Yazarlar

MEBİT

ÇÜRÜK SİSTEMİN İŞ CİNAYETLERİ

ÇÜRÜK SİSTEMİN İŞ CİNAYETLERİ

Abone Ol

2014-09-07 15:00:00

Norveç’te şöyle bir olay yaşanır: Bir metroya eli silahlı bir adam girer. Metronun açık camından dışarıya ateş eder ve metrodakilerin tümünü bir köşeye toplar. Amacının, sadece eğlenmek olduğunu söyler. Çünkü çok yalnız olduğunu, onunla kimsenin ilgilenmediğini belirtir. Metrodaki herkes çığlık çığlığadır. Bu iri yapılı adamın gözü dönmüştür ve herkesi öldürebilir. Elindeki silahla her an herkesi öldürebilir.

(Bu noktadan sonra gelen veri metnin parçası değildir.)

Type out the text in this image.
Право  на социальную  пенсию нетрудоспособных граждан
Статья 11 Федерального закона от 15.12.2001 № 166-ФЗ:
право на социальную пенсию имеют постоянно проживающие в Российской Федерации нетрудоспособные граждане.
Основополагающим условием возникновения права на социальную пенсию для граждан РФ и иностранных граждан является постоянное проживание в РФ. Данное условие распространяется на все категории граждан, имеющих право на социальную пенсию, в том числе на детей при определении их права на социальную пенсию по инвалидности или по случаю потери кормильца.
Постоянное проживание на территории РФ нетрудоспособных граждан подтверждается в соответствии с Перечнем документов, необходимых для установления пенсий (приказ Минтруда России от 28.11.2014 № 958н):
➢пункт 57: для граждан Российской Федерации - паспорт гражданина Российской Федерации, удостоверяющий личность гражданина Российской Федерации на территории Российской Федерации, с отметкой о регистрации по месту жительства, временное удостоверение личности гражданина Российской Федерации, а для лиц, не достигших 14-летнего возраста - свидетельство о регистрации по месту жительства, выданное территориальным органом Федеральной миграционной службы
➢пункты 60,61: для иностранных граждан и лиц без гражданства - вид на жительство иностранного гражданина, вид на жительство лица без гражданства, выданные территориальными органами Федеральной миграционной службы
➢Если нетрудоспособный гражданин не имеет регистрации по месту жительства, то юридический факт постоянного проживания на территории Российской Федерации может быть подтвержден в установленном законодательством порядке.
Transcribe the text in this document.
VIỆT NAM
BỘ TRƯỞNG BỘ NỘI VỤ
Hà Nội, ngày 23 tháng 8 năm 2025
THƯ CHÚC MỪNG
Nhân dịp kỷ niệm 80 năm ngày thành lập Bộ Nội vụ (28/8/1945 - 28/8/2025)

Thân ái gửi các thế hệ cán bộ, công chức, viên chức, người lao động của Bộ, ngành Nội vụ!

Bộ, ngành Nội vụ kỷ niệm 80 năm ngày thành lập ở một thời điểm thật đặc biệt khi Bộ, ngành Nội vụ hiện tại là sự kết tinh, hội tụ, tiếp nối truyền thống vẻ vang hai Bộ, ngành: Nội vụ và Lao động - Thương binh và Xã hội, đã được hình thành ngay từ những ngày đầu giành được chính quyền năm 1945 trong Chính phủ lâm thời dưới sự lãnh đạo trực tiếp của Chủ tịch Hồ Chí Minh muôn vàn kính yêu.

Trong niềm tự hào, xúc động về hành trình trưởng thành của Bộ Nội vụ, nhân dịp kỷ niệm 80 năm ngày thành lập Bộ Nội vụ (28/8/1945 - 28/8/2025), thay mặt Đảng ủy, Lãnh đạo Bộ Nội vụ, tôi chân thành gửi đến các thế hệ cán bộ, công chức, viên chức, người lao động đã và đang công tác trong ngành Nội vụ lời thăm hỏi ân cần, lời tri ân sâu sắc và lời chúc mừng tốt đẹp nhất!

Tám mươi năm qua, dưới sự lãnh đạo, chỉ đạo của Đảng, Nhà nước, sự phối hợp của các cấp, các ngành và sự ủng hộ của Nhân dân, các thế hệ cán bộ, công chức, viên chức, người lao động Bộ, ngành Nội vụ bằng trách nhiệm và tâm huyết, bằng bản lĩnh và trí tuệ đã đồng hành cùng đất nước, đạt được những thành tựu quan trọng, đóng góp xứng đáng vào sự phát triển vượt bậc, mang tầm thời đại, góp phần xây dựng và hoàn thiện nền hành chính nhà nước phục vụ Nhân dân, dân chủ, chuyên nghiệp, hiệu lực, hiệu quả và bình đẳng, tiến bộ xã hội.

Bu şekilde tam 4 saat geçer. Ülkedeki herkes olayı duymuştur ve metrodakilerin yakınları endişe duymaktadırlar. Eylemciye bütün vaatler verilir ama o eyleminden vazgeçmez.



Çok sonra anlaşılır ki eylemci sarhoştur. 4 Saatin sonunda, birden yere yığılır.

Şimdi biraz düşünün… Böyle bir olayın Türkiye’de yaşandığını varsayın. Eylemci yere yığılır yığılmaz ne olurdu?

Ben söyleyeyim…

Metrodaki kadınlar ve çocuklar ağlaşarak ve çığlık atarak dışarı koşarlar. Medya, olayı ne kadar dramatize etmenin telaşıyla, en acınası durumda olanları çeker ve alt yazıda şunları yazar: Katil yakalandı. Yetkililer, kameraların karşısına geçip, emniyet güçlerinin operasyonu büyük bir başarıyla tamamladığını gururla açıklarlar. Polisler, tüfeklerini çapraz tutup, gaz maskelerini ve kasklarını takıp dışarıda koşturanları tehdit ederler. Metrodan çıkanların yakınları, gözyaşları içinde yakınlarını kucaklarlar ve eylemciye beddualarda bulunurlar.



Metrodaki erkekler mi? Ha evet bir de onlar vardı.

Onlar da yere yığılan eylemcinin üzerine atlayıp, ellerini bağlarlar ve cep telefonlarıyla birbirlerini çekerler. Her olayda, olay bittikten sonra seferber olan polis, eylemciyi teslim alırken, erkekler, zafer kazanmış birer komutan gibi, göğüslerini gere gere metrodan dışarı çıkarlar.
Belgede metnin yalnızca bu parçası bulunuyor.